NORFOLK, Va., Nov. 27 — A year after promising to temper its often graphic
messages in light of the Sept. 11 attacks, People
for the Ethical Treatment of Animals, the nation's largest animal rights group,
has prepared a "turkey terror" commercial that draws on Americans' fear of terrorism.
The new television campaign, scheduled to run through the holiday season, depicts a terrorist takeover of a supermarket.
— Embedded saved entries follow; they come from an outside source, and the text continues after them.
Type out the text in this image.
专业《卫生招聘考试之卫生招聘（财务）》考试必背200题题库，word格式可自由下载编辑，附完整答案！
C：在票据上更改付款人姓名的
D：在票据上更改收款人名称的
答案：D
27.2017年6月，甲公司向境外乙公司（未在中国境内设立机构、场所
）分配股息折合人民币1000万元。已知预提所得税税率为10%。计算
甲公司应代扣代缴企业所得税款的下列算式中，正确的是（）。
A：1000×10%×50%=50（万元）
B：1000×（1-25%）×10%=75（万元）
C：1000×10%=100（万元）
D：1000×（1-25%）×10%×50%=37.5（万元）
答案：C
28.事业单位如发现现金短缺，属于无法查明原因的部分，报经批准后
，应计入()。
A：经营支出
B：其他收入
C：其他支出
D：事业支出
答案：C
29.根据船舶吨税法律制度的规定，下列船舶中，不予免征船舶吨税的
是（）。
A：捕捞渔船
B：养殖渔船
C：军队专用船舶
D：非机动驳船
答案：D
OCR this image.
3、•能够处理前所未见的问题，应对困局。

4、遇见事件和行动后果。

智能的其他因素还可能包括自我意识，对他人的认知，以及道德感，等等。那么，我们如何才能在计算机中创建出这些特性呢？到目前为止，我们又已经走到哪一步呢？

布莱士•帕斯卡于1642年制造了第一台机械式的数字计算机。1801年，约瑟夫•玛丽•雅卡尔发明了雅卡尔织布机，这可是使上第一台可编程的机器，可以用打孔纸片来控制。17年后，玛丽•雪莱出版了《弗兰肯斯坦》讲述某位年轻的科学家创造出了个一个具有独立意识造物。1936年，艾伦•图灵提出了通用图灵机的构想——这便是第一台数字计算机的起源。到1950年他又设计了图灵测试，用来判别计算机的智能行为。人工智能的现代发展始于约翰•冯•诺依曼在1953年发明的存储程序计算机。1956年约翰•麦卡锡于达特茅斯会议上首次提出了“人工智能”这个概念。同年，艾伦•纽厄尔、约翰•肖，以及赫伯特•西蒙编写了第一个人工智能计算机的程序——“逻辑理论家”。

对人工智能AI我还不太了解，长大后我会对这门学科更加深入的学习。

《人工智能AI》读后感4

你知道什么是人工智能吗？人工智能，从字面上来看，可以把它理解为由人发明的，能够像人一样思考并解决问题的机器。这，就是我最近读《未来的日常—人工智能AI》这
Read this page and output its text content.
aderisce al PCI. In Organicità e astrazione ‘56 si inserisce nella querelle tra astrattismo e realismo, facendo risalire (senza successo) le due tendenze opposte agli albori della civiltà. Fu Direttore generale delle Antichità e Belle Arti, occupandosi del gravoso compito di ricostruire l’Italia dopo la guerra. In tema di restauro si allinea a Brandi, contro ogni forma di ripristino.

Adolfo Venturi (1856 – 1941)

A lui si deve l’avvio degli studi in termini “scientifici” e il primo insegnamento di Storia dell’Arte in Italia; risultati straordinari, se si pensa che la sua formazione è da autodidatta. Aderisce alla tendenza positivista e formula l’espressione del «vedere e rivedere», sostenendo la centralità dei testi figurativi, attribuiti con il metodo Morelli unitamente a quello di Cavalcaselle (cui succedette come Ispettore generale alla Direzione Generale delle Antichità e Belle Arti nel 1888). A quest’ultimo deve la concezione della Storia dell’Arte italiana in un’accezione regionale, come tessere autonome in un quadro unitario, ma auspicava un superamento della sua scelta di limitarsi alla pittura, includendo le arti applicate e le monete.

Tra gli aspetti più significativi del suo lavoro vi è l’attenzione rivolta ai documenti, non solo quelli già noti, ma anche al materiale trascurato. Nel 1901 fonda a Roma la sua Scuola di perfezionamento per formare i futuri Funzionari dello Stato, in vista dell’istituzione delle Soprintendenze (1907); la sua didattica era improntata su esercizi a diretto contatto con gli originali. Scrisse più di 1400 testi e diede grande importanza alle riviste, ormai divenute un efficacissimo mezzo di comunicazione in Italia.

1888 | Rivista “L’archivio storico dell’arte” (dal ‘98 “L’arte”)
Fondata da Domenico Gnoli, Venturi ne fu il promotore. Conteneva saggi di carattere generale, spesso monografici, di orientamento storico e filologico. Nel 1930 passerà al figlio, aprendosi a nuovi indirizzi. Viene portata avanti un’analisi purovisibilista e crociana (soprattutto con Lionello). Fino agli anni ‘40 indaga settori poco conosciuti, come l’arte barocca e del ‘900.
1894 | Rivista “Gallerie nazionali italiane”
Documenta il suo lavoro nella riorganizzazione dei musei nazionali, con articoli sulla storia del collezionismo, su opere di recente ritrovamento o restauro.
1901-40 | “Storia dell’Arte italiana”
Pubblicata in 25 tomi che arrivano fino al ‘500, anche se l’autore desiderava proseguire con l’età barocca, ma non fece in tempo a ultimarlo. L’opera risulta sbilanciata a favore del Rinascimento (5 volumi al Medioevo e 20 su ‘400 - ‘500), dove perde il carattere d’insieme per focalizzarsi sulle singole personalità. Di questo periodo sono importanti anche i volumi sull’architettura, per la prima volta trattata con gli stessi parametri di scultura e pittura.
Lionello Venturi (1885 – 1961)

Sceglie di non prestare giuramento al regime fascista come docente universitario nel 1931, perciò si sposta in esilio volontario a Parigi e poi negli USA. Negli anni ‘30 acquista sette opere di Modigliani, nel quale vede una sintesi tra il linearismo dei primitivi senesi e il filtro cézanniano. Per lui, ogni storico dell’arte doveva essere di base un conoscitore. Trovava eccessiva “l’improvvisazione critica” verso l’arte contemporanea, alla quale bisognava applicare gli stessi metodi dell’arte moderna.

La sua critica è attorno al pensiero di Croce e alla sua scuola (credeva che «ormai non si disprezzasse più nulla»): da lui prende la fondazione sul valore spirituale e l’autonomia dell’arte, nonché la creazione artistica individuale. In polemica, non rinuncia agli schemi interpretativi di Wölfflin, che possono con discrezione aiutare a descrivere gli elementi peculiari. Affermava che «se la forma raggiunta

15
The store manager is shown bound and gagged, with shoppers cowering, as an unseen hostage taker warns that "innocent creatures" will be beaten, scalded and dismembered if anyone resists.
People for the Ethical Treatment of Animals has prepared a commercial depicting
a supermarket takeover, replete with a bound and gagged manager, by a terrorist
who turns out to be a turkey puppet.
The commercial eventually reveals the "terrorist" to be a turkey puppet with a demand that people stop eating meat.
"We feel that the public is ready for this type of message," said Lisa Lange, vice president for communications with the group, known as PETA, which claims a membership of 750,000 and is based in Norfolk.
But several television stations have already rejected the commercial, Ms. Lange said, and only one, the CBS affiliate in Minneapolis, has accepted it.
"What happened to the kinder, gentler PETA?" said Sherrie Rosenblatt, director of public relations for the National Turkey Federation, an industry group. "I think it is always inappropriate to promote propaganda that puts fear in anyone's mind."
The advertisement, which PETA calls the "turkey terror" campaign, is the sharpest departure yet from the group's year-old promise of less provocative animal rights messages.
"In the past, we showed people the blood, the gore, the suffering of animals," the group's president, Ingrid Newkirk, said less than a month after the Sept. 11 attacks. "Those images are not what's right to show people."
"Because society has changed, we're changing with it," Ms. Newkirk said then. "If society goes back to being complacent, we'll go back to provoking it again."
Ms. Lange said such a time had now come, although she maintained that the "turkey terror" message was also tempered with humor.
"A fake supermarket takeover has zip to do with the events of Sept. 11," she
said. "You'd really have to be a big grump not to see the humor in all of this."